El museo consta de cuatro ambientes dispuestos alrededor de un patio central o claustro, en los que se puede apreciar imágenes antiguas, indumentarias, muebles y objetos menores de uso litúrgico. Los ambientes, en los que actualmente funciona el museo, son adaptaciones de las antiguas celdas de los franciscanos. En el patio central hay una vieja pileta que Kevin –nuestro pequeño guía– accionó encendiendo un motor que hizo discurrir el agua a través de su estructura. Luego de permitirnos ver correr el agua, apagó el mecanismo y cerró, escrupulosamente, la caja que contiene el interruptor eléctrico.

Patio central del museo con adaptaciones
de las antiguas celdas de los franciscanos

El tiempo que pasamos en el museo conventalicio fue de aproximadamente 40 minutos; tiempo que apenas si lo sentimos escuchando con placer, entusiasmo y admiración los datos, anécdotas, hechos y leyendas que –con erudita dicción– Kevin nos hacía llegar con la mayor naturalidad y desenvolvimiento. No me alcanza el espacio para revelar todo lo que este niño nos compartió; y tampoco lo haría, pues es un derecho de reserva que me autoimpongo a fin de mantener siempre vivo el interés de los lectores por conocer tanto los secretos del museo como el trabajo de este pequeño guía, ejemplo para los jóvenes que anhelan posicionarse en la lucha por la vida. Dentro de esta reserva están los cientos de fotografías que podía haberse tomado, pero que están vedadas a fin de garantizar, por un lado, la vida útil de lienzos y esculturas y, por otro lado, la información que es patrimonio del museo y su única fuente de ingresos.
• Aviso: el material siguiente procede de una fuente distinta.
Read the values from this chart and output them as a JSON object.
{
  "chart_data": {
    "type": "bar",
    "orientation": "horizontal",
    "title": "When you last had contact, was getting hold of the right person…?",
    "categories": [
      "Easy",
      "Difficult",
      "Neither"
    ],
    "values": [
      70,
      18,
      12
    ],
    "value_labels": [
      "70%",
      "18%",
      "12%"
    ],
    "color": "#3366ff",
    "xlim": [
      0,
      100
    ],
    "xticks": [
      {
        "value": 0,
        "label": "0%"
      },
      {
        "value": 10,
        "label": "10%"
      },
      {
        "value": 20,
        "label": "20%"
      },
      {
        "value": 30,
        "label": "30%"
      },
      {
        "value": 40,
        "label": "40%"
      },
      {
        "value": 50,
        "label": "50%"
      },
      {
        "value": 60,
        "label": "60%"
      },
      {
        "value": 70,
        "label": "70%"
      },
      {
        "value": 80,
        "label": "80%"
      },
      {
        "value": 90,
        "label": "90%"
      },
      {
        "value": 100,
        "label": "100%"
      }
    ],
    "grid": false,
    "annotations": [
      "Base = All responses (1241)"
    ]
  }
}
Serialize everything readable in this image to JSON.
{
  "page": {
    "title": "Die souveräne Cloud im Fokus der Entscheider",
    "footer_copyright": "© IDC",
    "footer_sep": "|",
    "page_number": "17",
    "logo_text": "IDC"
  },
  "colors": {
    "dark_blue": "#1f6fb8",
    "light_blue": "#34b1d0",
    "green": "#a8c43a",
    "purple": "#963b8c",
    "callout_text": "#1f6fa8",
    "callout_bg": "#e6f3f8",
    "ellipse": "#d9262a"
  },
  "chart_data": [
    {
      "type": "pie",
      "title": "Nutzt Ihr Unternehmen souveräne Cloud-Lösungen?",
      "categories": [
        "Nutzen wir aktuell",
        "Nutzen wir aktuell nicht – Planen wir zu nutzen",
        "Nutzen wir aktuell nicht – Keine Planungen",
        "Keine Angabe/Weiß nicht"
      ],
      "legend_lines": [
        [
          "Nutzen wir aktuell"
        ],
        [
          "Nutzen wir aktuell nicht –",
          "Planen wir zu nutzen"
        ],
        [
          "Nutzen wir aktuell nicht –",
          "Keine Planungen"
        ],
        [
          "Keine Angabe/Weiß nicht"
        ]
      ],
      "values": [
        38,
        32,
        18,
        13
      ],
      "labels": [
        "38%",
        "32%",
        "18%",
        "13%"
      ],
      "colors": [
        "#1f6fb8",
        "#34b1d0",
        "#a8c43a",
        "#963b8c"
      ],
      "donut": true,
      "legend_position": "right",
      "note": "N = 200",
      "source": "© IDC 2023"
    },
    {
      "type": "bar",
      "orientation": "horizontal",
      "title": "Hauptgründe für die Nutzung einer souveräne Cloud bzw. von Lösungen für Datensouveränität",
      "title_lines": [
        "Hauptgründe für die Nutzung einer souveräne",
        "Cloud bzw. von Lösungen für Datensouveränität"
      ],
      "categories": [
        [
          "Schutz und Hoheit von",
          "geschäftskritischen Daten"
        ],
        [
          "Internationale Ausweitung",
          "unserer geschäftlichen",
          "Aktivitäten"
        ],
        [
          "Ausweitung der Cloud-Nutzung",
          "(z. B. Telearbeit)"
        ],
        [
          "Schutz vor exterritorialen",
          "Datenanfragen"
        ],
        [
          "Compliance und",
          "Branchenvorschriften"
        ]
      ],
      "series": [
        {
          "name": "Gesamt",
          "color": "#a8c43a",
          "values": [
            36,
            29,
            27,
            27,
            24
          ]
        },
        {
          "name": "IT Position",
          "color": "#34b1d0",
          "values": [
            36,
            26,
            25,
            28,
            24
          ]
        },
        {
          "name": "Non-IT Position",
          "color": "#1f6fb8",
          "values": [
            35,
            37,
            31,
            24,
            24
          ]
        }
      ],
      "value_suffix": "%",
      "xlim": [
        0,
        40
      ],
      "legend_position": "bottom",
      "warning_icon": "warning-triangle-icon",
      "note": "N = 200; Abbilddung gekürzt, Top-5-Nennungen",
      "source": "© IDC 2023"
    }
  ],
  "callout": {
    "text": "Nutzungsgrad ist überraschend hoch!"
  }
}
Cuando llegamos a una celda que había sido el dormitorio de un sacerdote franciscano me quedé maravillado por el escenario que se abría ante mis ojos: la edad media había sido capturada en una pequeña habitación en la que estaban una cama con “colchón” de cuero de vacuno, el bacín en el que el religioso hacía sus necesidades corporales, una silla y un escritorio de madera, que activó en mi mente el motor de la imaginación, haciéndome retroceder al momento en que objetos y personas daban vida a un presente que se perdió en la insondabilidad del tiempo. Sobre el escritorio de madera reposaban un crucifijo, una pequeña lámpara de mecha, un tintero, pluma y un secador de tinta que habían sobrevivido al religioso escritor y esperaban, mudos e inmóviles, el eterno retorno de su dueño.

Se apoderó de mí un deseo irrefrenable de fotografiar esta reliquia, y dirigiéndome hacia mi pequeño guía, le dije:
– Kevin, ¿podría tomar una fotografía del escritorio? –le pregunté sabiendo cuál iba a ser la respuesta.
– No, señor –me respondió con firmeza.

Yo no me di por vencido:
– Pero, Kevin, ¿y si desactivo el flash de mi cámara?

El niño quedó pensativo por un momento para responderme luego con la bondad que solo puede brotar de la inocencia:
– Está bien. Pero solo una foto, nada más.

Ancestral escritorio. Fina deferencia de nuestro guía.

Después de agradecerle por esta deferencia, y felices por el trofeo que nos llevábamos en la memoria digital de la cámara, nos despedimos de Kevin, regalándole una propina y abrumándolo de felicitaciones y consejos para que siga por ese sendero del conocimiento hasta alcanzar la meta de una carrera profesional afín.

Al llegar nuevamente a la calle sentí que había salido del túnel del tiempo. En mi mente y en mi corazón quedaron los objetos, sus espíritus y Kevin, volviendo a la vida la historia en una íntima transubstanciación del pasado con su voz.